11th. The trip costs about €2,500, including flights, transfers, a four- or five-star hotel room and match
tickets.

Sportsbreaks.ie (061- 204444, www.sportsbreaks.ie) has a deal for the Georgia game for €1,068pps, including return flights from Dublin via Prague, three nights' accommodation in a four-star hotel, transfers and tickets.

Tickets for the second leg, in Montenegro on September 10th, will be hard to come by as the stadium is small.

Concorde Travel (01-7759300, www.concorde travel.ie) has a seven-night deal for the match, leaving for Dubrovnik from Dublin, Cork and Belfast on September 6th. The package includes transfers and match tickets. Three- to five-star accommodation is available in Dubrovnik or Podgorica. Packages €865 to €1,189 per person plus taxes.

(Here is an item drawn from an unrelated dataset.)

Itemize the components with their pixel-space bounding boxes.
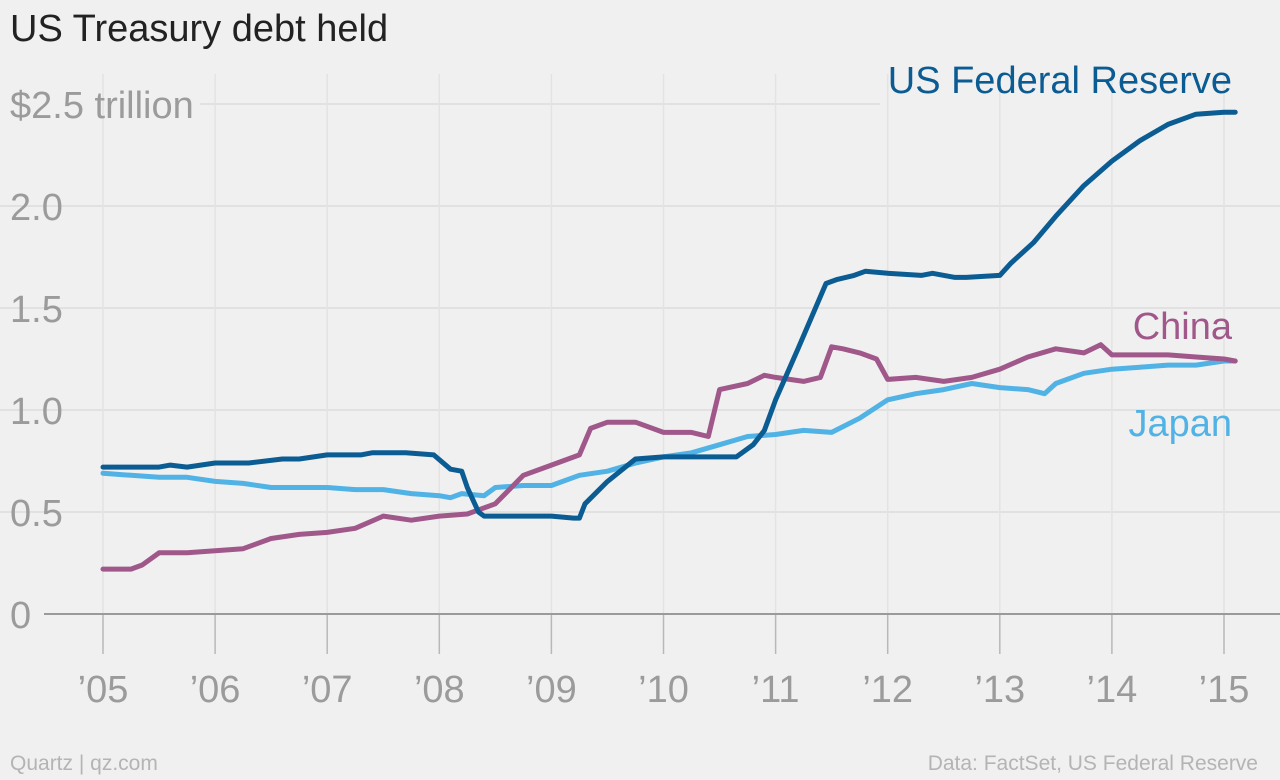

Gohop.ie (01-2412389, www.gohop.ie) also has a seven-night trip departing Dublin on September 6th,
with return flights to Dubrovnik, apartment accommodation, transfers and a match ticket. Prices, based on four, five or six people sharing, start at €865 per person plus taxes.

Irish citizens do not require visas for Georgia or Montenegro, but the Department of Foreign Affairs advises that you carry a photocopy of your passport.

Ray Treacy Travel will have deals for next year's qualifiers.

Concorde Travel and Gohop.ie will have packages for the Bulgaria game.

Sunway (01-2886828, www.sunway.ie) will have trips to Bulgaria and Cyprus.

Abbey Travel (01-8047102, www.abbeytravel.ie) and 747 Travel (01-4780099, www.747 travel.ie) will offer packages to all three 2009 qualifiers.